His statement is certainly racial in its assumptions but true in its intent. The Spanish were murdering the English colonists and ruining our economy. One principle that Progressives do not seem to care about is that context is everything.
Should we apologize for Whitehall being in Greenville? Should we profoundly denounce it or should we be grateful to have descended from people who had the ingenuity to create a system of government that would allow eventual freedom to all? Freedom was coming for enslaved Americans. We were on the brink of the industrial revolution. Of the countries who abolished slavery, only the United States was radicalized enough to fight a war over it.
For that is the one answer that separates Conservatives from Progressives. Conservatives understand that freedom requires time, not revolution, to take root. Progressives rely on revolution and the ensuing blood bath to invoke change. Progressives had their revolution in 1861 to 1865 with the loss of 600,000 Americans but did not achieve that they expected.
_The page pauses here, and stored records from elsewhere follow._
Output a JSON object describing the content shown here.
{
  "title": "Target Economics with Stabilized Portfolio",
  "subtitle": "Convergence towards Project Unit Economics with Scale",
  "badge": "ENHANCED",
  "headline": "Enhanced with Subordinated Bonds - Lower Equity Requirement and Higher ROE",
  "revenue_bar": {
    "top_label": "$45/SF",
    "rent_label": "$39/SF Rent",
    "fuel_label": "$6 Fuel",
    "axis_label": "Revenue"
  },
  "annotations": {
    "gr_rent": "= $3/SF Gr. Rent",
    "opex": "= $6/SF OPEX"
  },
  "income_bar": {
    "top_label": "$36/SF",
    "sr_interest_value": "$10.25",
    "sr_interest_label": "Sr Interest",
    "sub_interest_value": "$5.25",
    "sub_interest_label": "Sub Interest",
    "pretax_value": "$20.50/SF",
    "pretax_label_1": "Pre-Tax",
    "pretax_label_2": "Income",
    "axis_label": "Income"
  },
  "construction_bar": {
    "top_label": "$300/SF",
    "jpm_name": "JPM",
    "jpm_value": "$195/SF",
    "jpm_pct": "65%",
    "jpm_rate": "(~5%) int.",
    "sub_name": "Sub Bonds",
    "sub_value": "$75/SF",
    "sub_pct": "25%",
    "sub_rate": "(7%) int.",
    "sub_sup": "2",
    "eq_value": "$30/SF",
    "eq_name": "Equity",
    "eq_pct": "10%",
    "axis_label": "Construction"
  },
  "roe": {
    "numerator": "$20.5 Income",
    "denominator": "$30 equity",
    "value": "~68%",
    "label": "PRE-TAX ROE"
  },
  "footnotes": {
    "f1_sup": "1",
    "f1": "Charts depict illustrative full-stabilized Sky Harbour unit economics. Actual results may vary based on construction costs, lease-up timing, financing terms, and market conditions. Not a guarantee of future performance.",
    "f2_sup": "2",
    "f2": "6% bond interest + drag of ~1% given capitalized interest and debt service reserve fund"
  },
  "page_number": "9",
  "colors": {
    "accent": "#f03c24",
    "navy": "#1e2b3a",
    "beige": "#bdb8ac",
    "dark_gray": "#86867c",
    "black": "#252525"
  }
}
A generation earlier, Great Britain outlawed slavery and compensated the plantation owners in Barbados without incident. The Progressives of 1861 botched it. That is why they now insist that the monuments be razed, ancestors slandered and reparations be paid. Yet, this will never bring them freedom for they are attempting to redefine he past to meet their definition of right or wrong. This can only lead to a different kind of bondage – a bondage of the mind bound to a past that can never be changed.
One of the most original and deeply interesting pieces I have ever read. If this is the result of deep brain implants, sign me up. If not I’ll settle for the comfort of knowing that legislatures can still harbor men of discernment.